Belajar Bahagia dengan Menerima Diri Sendiri

Memoar oleh Anisah (Ilmu Ekonomi Islam 2019)



Bicara soal bahagia, there’s no one in this world yang tidak ingin bahagia. Kebahagiaan adalah hak setiap makhluk, tak terkecuali kita sebagai manusia. Namun, tidak selamanya manusia merasakan kebahagiaan. Hidup ibarat roda yang berputar, ada saat dimana kamu jatuh, dan juga saat dimana kamu sukses.

Hidup di dunia itu sebentar sekali. Mungkin kita tak sadar bahwa diri kita telah menginjak usia 20-an. Rasanya dulu kita masih bisa asik bermain sepulang sekolah tanpa harus memikirkan beban tugas dan aktivitas. Orang tua masih mentolerir banyak hal. Berusaha mengerti dan memahami apa yang kita mau tanpa menuntut. Namun, masa-masa itu kini tinggal kenangan. Kita harus tetap menjalani hidup dan harus siap dengan tantangan yang ada di depan mata. Jikalau ditanya, apakah kamu bahagia sekarang?, kira-kira apa jawabanmu?


Definisi bahagia setiap orang mungkin berbeda-beda. Kalau versiku, bahagia itu ketika aku bisa menerima diri sendiri, baik kekurangan dan kelebihanku. Juga ketika aku bisa merasakan nikmatnya iman. Lalu, kalau ditanya tentang apakah aku bahagia sekarang, mungkin jawabanku belum cukup bahagia. Justru karena aku merasa belum cukup bahagia, aku ingin berbagi cerita kepada teman-teman semua. 


Kalau kata Ria Ricis, “Bahagia itu kita yang ciptakan”. 


Memang benar. Bahagia itu kita sendiri yang menciptakannya. Itulah kenapa setiap orang punya definisi bahagianya masing-masing. Aku merasa aku belum bisa menerima diriku sendiri secara utuh. Ada titik dimana easy for me to blaming myself. Mungkin ini terdengar agak personal, tapi aku harap ini bisa jadi renungan untuk kita bersama. 


Ada satu momen yang sangat berkesan buatku. Seorang teman pernah berkata,

“Nis, mungkin kamu gak percaya dengan kemampuanmu sendiri. Tetapi orang lain bisa melihat potensi itu.
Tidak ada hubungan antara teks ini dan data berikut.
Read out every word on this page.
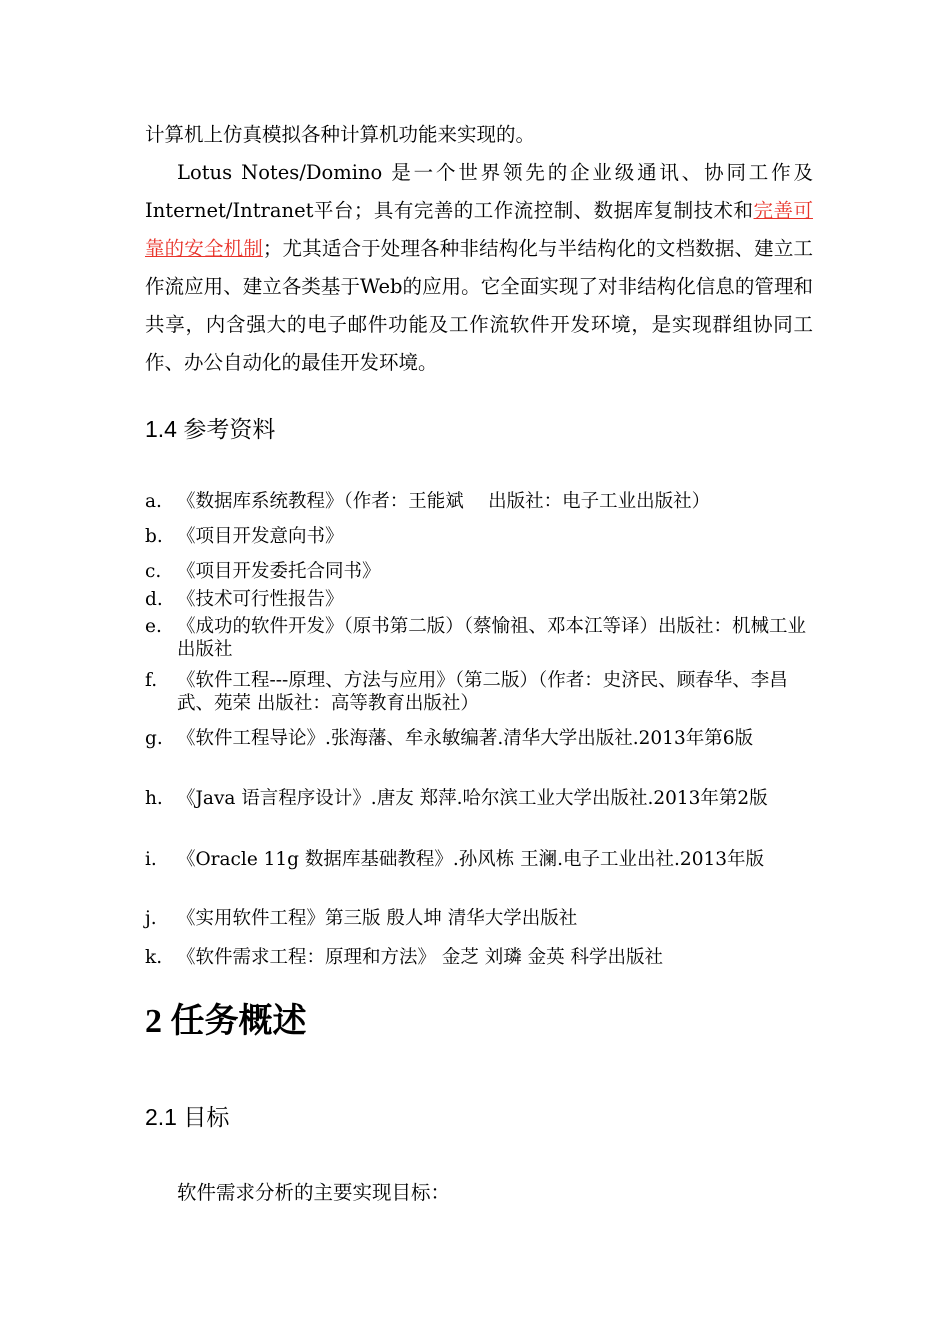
计算机上仿真模拟各种计算机功能来实现的。
Lotus Notes/Domino 是一个世界领先的企业级通讯、协同工作及Internet/Intranet平台；具有完善的工作流控制、数据库复制技术和完善可靠的安全机制；尤其适合于处理各种非结构化与半结构化的文档数据、建立工作流应用、建立各类基于Web的应用。它全面实现了对非结构化信息的管理和共享，内含强大的电子邮件功能及工作流软件开发环境，是实现群组协同工作、办公自动化的最佳开发环境。
1.4 参考资料
a. 《数据库系统教程》（作者：王能斌　 出版社：电子工业出版社）
b. 《项目开发意向书》
c. 《项目开发委托合同书》
d. 《技术可行性报告》
e. 《成功的软件开发》（原书第二版）（蔡愉祖、邓本江等译）出版社：机械工业出版社
f.	《软件工程---原理、方法与应用》（第二版）（作者：史济民、顾春华、李昌武、苑荣 出版社：高等教育出版社）
g. 《软件工程导论》.张海藩、牟永敏编著.清华大学出版社.2013年第6版
h. 《Java 语言程序设计》.唐友 郑萍.哈尔滨工业大学出版社.2013年第2版
i.	《Oracle 11g 数据库基础教程》.孙风栋 王澜.电子工业出社.2013年版
j.	《实用软件工程》第三版 殷人坤 清华大学出版社
k. 《软件需求工程：原理和方法》 金芝 刘璘 金英 科学出版社
2 任务概述
2.1 目标
软件需求分析的主要实现目标：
PR nya sekarang, berusaha untuk terus mengasah kemampuan itu sampai kamu bisa cukup yakin. Kalau diri kamu sendiri aja gak yakin sama kemampuan kamu, gimana orang lain mau percaya?”


Mungkin kalimatnya tidak persis, tetapi intinya seperti itu. Yah, you’ve got the point lah.
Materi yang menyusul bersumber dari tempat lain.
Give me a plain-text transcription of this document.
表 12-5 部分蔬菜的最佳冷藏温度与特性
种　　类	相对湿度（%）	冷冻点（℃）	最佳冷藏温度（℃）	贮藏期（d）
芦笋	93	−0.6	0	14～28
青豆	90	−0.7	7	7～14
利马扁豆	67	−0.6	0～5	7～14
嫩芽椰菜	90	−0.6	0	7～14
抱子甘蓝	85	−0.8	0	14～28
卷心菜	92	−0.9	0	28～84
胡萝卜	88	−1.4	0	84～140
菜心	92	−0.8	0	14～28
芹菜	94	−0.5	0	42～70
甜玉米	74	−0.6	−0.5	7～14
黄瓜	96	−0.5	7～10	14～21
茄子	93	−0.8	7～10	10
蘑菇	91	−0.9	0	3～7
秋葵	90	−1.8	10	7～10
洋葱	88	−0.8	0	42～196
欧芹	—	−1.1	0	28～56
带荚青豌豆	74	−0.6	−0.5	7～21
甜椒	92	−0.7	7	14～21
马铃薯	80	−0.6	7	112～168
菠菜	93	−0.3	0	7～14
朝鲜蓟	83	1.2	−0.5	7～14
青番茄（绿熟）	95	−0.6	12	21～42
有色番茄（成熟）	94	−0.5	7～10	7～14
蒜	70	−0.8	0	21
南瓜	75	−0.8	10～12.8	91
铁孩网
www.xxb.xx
Setelah mendengar kalimat itu, hatiku rasanya langsung adem. Bagaimana bisa aku bahkan tidak bahagia ketika sekarang saja aku dikelilingi oleh orang-orang hebat, perhatian, peduli, dan penuh aura positif kayak gini??
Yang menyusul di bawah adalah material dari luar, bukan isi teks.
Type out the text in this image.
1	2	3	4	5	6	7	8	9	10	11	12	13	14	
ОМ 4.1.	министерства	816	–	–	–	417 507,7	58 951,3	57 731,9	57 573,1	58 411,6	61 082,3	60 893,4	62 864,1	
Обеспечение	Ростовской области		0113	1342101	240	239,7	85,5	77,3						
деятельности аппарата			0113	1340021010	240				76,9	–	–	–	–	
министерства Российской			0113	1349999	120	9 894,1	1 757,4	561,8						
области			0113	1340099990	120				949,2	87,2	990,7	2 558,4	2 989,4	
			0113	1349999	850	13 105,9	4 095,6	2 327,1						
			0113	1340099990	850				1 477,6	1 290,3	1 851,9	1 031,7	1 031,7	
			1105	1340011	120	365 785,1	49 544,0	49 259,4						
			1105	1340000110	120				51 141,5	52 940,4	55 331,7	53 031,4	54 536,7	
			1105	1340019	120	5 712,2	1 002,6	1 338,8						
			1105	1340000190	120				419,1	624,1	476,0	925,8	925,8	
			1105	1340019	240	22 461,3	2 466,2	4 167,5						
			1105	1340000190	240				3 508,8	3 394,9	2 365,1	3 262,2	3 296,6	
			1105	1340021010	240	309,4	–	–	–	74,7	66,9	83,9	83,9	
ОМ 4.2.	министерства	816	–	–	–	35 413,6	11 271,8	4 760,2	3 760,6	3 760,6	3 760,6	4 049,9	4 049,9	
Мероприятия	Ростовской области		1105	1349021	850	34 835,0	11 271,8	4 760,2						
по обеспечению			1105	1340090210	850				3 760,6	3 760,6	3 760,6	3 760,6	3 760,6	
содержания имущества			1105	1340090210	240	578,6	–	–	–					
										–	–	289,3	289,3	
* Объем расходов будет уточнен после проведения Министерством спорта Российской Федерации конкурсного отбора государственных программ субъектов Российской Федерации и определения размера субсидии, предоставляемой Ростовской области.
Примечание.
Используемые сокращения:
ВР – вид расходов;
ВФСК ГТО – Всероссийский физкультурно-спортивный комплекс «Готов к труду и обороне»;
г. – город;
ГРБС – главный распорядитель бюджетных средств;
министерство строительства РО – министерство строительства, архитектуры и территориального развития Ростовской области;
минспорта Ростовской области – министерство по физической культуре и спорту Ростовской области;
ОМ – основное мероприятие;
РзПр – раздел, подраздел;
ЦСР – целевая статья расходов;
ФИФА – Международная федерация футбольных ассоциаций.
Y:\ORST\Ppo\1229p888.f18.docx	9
Aku pun dibuat berpikir lagi. Kalau sekarang aku belum bisa menerima diriku secara utuh, mungkin aku harus belajar untuk ikhlas dalam segala sesuatu. Sesimpel aku bisa ikhlas ketika aku kalah dalam sebuah perlombaan, padahal aku merasa sudah extra effort disana.


Intinya, kalau ditanya bahagia tuh gampang atau susah, ya jawabannya tergantung. Tergantung gimana kamu mengartikan standar kebahagiaan itu sendiri dan cara seperti apa yang kamu pakai untuk berusaha mencapai standar itu. Apakah standar bahagiamu harus punya rumah empat lantai bak istananya Irwan-Zaskia, atau punya followers puluhan juta kayak Ria Ricis? Menurutku kalau hal-hal kayak gitu jadi standar bahagia kayaknya udah over deh. Yang ada nanti kita malah gampang putus semangat. Tetapi kalau sekedar dijadikan target capaian gak masalah. 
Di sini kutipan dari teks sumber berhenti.